Seminar Nasional Geotik 2018 : “Literasi Digital untuk Pendidikan Aman Berkelanjutan”

28/4-Parangtritis Geomaritime Science Park (PGSP) ikut berkontribusi dalam Seminar Nasional Geotik 2018 yang diselenggarakan oleh Pendidikan Teknik Informatika dan Pendidikan Geografi. Tema yang diangkat dari seminar kali ini adalah Literasi Digital untuk Pendidikan Aman Berkelanjutan. Terdapat dua pembicara utama dalam seminar tersebut yakni Assoc. Prof. Mochamad Hariadi, Ph.D (Pakar Digital Multimedia Institut Teknologi Sepuluh Nopember Surabaya dan Prof. Dr.rer.nat. Muh Ari Marfai, S.Si., M.Sc (Pakar Geomorfologi Bencana UGM). Pemanfaatan teknologi seperti dua sisi mata uang. Satu sisi berdampak positif, sedangkan sisi lainnya berdampak negatif. “Sebagai generasi muda yang penuh semangat, kita seharusnya menjadikan teknologi untuk memajukan negeri,” pesan Prof. Hariadi dalam seminar. Pembicara kedua adalah Prof. Dr Aris Marfa’i lebih menekankan terkait dengan sisi kebencanaan dengan teknologi terkini. “Geografi dikawinkan dengan teknologi menjadi menarik, sehingga mudah diaplikasikan untuk masyarakat umum.” jelas Prof Aris Marfai’i dalam paparannya. Paparan dari dua pembicara ternama tersebut mendapat banyak perhatian dari peserta seminar. Terbukti dari antusiasme peserta untuk bertanya pada kedua pembicara.

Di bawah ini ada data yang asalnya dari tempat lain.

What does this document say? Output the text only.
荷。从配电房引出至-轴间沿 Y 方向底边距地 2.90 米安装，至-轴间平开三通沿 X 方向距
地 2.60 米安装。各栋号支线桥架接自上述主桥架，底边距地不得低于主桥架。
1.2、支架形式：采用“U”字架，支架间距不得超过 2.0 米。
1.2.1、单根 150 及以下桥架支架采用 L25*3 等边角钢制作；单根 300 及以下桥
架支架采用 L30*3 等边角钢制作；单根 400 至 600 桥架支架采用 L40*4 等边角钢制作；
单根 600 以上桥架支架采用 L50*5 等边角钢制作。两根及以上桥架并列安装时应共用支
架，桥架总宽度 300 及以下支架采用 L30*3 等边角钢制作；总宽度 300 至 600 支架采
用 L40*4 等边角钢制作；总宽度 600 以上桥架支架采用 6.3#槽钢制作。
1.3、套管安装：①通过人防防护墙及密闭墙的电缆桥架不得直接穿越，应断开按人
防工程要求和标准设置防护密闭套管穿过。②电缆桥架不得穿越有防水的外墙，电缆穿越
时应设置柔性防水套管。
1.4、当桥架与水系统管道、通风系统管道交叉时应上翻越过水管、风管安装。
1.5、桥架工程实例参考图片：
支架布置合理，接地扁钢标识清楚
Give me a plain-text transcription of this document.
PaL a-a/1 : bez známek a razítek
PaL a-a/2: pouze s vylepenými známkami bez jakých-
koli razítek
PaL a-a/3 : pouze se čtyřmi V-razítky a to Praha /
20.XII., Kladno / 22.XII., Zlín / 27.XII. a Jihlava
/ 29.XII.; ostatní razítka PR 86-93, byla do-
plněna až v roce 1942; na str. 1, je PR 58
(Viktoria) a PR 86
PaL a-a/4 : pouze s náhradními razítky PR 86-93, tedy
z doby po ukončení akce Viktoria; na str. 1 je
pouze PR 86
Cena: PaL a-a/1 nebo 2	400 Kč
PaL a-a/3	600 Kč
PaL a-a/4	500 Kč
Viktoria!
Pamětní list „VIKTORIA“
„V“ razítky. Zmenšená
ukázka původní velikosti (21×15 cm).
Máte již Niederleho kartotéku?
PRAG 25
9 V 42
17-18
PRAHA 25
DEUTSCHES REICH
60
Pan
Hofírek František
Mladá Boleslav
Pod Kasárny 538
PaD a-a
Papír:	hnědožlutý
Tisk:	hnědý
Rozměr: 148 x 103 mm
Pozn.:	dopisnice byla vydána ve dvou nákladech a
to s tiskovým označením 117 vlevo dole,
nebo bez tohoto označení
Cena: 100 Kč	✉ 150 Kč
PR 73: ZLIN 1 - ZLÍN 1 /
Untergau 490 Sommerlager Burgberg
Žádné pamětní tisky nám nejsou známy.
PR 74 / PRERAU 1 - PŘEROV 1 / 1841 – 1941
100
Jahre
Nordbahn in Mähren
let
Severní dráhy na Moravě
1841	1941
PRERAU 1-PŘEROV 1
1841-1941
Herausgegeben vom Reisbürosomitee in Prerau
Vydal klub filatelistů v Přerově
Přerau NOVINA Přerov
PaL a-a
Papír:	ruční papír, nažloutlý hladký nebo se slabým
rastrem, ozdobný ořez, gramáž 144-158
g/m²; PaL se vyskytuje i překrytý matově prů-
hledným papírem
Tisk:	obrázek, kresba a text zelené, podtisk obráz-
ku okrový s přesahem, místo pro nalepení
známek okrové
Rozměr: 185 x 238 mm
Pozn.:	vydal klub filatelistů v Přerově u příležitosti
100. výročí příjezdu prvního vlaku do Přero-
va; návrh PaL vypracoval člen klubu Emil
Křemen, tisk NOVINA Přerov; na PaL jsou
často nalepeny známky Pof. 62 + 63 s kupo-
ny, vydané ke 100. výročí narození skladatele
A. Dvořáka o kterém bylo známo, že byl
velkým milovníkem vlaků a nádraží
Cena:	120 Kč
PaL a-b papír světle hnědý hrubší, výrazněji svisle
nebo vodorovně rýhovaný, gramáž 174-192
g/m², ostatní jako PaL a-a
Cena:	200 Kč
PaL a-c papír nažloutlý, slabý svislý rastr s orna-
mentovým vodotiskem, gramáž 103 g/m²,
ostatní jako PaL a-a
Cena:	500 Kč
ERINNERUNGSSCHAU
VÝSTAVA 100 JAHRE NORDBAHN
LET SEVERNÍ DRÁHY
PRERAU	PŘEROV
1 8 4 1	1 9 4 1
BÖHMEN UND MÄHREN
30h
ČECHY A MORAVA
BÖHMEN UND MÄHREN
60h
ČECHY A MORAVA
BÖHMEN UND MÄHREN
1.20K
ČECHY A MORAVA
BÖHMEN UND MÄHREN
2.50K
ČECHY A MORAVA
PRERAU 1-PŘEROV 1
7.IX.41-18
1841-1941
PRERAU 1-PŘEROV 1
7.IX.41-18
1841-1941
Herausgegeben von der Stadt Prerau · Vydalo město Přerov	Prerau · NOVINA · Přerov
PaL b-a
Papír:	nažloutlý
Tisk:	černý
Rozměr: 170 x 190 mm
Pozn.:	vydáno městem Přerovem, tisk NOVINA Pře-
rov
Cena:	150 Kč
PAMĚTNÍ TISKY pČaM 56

Pada  sidang panel dalam rangkaian acara Seminar Nasional Geotik, PGSP berkesempatan mempresentasikan paper yang telah diterima oleh panitia.  Terdapat dua tulisan yang diterima yakni Manajemen Museum Edukasi Geoheritage untuk Pelayanan dan Pendidikan Berkarakter dan Evaluasi Implementasi Kajian Restorasi Kawasan Kagungan Dalem Gumuk Pasir Parangtritis. Melek teknologi diangkat PGSP dalam tema tulisan Museum Edukasi Geoheritage untuk Pelayanan dan Pendidikan Berkarakter. Museum dalam perkembangannya harus selalu berkembang untuk mendukung perkembangan zaman. Umumnya, museum dibingkai dengan suasana seram dilengkapi dengan teknologi kuno. Beranjak dari itu, Museum Gumuk Pasir terus bertransformasi untuk mendukung kemajuan pendidikan. Museum seharusnya menjadi pilihan untuk memudahkan pengunjung dalam menyerap pengetahuan. Paper tersebut mendukung posisi museum sebagai tempat atau sarana mengkonfirmasi informasi yang valid. Paper kedua yang mengangkat judul Evaluasi Implementasi Kajian Restorasi Kawasan Kagungan Dalem Gumuk Pasir Parangtritis dilatarbelakangi oleh adanya kajian restorasi gumuk pasir yang dikeluarkan PGSP-Badan Informasi Geospasial bersama UGM sejak tahun 2015 dikorelasikan dengan keadaan kondisi gumuk pasir saat ini. Dengan menganalisis isi, mengulas implementasi, dan menganalisis kondisi eksisting gumuk pasir.